Rechtspraak
Uitspraakdatum
07-01-2013
ECLI
ECLI:NL:TAHVD:2013:26
Zaaknummer
6348
Inhoudsindicatie
Hoewel de wijze waarop verweerder zich heeft uitgedrukt niet gelukkig is, heeft hij grenzen van hem toekomende vrijheid niet overschreden. Niet onnodig grievend. Vernietiging beslissing raad.
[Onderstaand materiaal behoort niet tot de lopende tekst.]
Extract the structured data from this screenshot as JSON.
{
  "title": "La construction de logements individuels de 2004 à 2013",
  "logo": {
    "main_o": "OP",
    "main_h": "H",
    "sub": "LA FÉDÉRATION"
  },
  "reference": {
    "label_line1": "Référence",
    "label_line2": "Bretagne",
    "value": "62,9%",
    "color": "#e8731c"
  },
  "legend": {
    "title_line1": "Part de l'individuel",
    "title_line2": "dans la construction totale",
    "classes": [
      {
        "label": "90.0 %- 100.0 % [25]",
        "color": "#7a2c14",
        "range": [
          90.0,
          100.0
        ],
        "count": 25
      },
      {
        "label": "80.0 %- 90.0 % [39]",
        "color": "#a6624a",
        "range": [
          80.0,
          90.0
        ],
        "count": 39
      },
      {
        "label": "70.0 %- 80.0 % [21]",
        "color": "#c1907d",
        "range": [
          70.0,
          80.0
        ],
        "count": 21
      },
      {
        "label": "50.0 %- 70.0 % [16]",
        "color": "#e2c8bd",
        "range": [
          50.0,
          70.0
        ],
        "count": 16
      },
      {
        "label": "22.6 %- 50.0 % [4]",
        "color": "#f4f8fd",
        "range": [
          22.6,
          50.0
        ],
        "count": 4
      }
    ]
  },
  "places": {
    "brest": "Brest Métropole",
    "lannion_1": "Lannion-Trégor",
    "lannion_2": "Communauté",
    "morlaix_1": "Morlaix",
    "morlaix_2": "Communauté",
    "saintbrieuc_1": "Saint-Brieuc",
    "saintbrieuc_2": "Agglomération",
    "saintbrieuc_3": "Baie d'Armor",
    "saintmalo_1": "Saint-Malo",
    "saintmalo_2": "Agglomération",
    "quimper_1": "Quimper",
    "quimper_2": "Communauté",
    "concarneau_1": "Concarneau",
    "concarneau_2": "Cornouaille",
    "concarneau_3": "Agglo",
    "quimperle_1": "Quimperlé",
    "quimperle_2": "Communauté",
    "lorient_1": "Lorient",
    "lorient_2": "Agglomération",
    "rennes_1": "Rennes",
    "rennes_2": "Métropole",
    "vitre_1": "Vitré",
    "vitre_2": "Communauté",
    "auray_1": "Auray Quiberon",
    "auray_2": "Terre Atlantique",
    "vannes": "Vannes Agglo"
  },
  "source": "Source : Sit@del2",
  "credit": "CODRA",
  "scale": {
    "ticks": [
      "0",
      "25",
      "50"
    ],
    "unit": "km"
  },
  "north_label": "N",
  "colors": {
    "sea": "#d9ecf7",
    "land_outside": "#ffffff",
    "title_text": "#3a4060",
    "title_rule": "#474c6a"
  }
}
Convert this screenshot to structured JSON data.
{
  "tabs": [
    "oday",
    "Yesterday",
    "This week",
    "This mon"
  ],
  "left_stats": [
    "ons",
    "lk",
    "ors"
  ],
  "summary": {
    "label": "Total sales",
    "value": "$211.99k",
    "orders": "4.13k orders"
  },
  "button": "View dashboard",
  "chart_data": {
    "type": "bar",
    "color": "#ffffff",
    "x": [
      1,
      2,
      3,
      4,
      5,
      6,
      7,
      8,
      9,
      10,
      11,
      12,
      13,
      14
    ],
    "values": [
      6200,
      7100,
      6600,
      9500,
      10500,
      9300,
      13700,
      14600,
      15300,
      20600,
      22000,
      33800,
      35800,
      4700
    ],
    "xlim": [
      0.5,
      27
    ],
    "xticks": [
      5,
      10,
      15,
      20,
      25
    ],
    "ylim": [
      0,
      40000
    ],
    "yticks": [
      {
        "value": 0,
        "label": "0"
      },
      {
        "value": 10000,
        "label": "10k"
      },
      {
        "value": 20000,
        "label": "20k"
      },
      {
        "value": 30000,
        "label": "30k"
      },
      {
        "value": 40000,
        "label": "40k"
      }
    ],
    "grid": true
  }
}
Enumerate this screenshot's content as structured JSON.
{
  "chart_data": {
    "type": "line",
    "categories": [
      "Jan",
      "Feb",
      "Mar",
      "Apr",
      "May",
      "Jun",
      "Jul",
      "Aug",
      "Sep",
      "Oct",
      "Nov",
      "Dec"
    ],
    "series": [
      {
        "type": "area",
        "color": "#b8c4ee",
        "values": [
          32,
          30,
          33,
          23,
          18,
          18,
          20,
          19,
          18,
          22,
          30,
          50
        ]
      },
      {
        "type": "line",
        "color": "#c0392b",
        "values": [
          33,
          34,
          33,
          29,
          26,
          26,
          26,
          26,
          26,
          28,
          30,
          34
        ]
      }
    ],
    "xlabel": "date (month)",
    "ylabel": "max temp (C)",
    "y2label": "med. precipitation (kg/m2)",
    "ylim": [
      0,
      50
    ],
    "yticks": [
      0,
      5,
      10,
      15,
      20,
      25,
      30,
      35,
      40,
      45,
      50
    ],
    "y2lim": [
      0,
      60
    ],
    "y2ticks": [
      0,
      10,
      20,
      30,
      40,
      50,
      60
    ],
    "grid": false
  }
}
Ongegrond
Uitspraak
Beslissing van 7 januari 2013
in de zaak 6348
naar aanleiding van het hoger beroep van:
verweerder
tegen:
klager
1 HET GEDING IN EERSTE AANLEG
Het hof verwijst naar de beslissing van de Raad van Discipline in het ressort ‘s Hertogenbosch (verder: de raad) van 16 januari 2012, onder nummer R121-2011, aan partijen toegezonden op 17 januari 2012, waarbij van een klacht van klager tegen verweerder de klachtonderdelen 1, 2, en 3 ongegrond en klachtonderdeel 4 gegrond zijn verklaard en de maatregel van een enkele waarschuwing is opgelegd.
2 HET GEDING IN HOGER BEROEP
2.1 De memorie waarbij verweerder van deze beslissing in hoger beroep is gekomen, is op 16 februari 2012 ter griffie van het hof ontvangen.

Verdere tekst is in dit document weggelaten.